Top 5 Tips to Stay Safe at the Pool
When the weather is hot, swimming pools provide a fantastic way for the family to cool off and relax, exercise or play. The very pools that are responsible for summer fun, however, are also responsible for thousands of injuries and hundreds of deaths annually. According to Pool Safely, an average of 5,600 children are treated in emergency rooms for pool-related incidents each year, and another 367 children under the age of fifteen fatally drown. Moreover, drowning is the leading cause of unintentional death among children ages one to four years and the second leading cause of death in children ages five to fourteen years old. It is important to note, however, that pool-related injuries are preventable. The attorneys at Decof, Decof & Barry, P.C. offer the following 5 tips to ensure that you and your family remain safe while enjoying the pool this summer:
- Teach children how to swim. Many children are eager to jump in the water; however, some children may vigorously resist the water. For those children who resist the water, “trust” may be an important factor in teaching a nervous child how to swim. Involvement from someone who a child knows and trusts will make that child more likely to embrace the water.
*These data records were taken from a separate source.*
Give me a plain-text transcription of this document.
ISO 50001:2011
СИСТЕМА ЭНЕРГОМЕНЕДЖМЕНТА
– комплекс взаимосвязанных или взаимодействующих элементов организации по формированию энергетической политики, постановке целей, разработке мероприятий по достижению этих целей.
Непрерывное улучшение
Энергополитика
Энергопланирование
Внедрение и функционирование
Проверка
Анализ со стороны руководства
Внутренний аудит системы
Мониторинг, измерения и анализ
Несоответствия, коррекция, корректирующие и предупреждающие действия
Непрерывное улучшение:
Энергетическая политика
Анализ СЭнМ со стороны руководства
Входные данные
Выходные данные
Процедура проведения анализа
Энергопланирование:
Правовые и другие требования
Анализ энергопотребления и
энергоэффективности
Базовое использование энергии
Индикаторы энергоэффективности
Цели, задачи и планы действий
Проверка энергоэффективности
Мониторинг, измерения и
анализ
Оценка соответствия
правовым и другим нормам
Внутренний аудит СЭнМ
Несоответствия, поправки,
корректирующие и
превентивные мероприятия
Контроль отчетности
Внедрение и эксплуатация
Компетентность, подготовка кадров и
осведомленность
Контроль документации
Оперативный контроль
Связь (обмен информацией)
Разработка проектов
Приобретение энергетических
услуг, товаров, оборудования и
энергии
Look to your local YMCA, USA Swimming chapter or Parks and Recreation Department to sign up for swimming lessons. And, you are never too old to learn! Not only can swimming be fun, but it is a lifesaving skill.
- “Buddy? Buddy!” Use the “buddy” system. An adult should be designated as the official “water watcher,” supervising all children who are in or near the water. Young, inexperienced swimmers should have an adult within an arm’s reach at all times when in the water. In addition, use of life jackets and other flotation devices may prove wise for such inexperienced swimmers. Moreover, in the event that an unexpected emergency arises, even the most skilled and experienced swimmers should have a “water watcher” nearby.
- No running, no pushing. Running and/or pushing around the pool is prohibited because the surface area surrounding the pool may be slippery enough to cause slip and falls. Some slip and falls cause injuries that, if you fall into the water, make it difficult or impossible to get out of the water on your own.
- Keep children away from drains. Children’s hair, limbs, jewelry or bathing suits may become stuck in a pool’s drain or suction opening, potentially causing injury. For this reason, advise children to stay away from such drains and openings. More importantly, know where the emergency vacuum shutoff is located and how to use it before allowing children to enter the pool.
- Learn CPR. Cardiopulmonary resuscitation (CPR) has been shown to improve outcomes in drowning victims. Often times, bystanders are the first to aid a drowning victim because waiting for emergency personnel may take some time. By starting CPR immediately, you may be able to reduce the chance of brain damage in someone who has drowned. Click here to find a CPR class near you.
The lawyers at Decof, Decof & Barry encourage all to safely enjoy their time at the pool.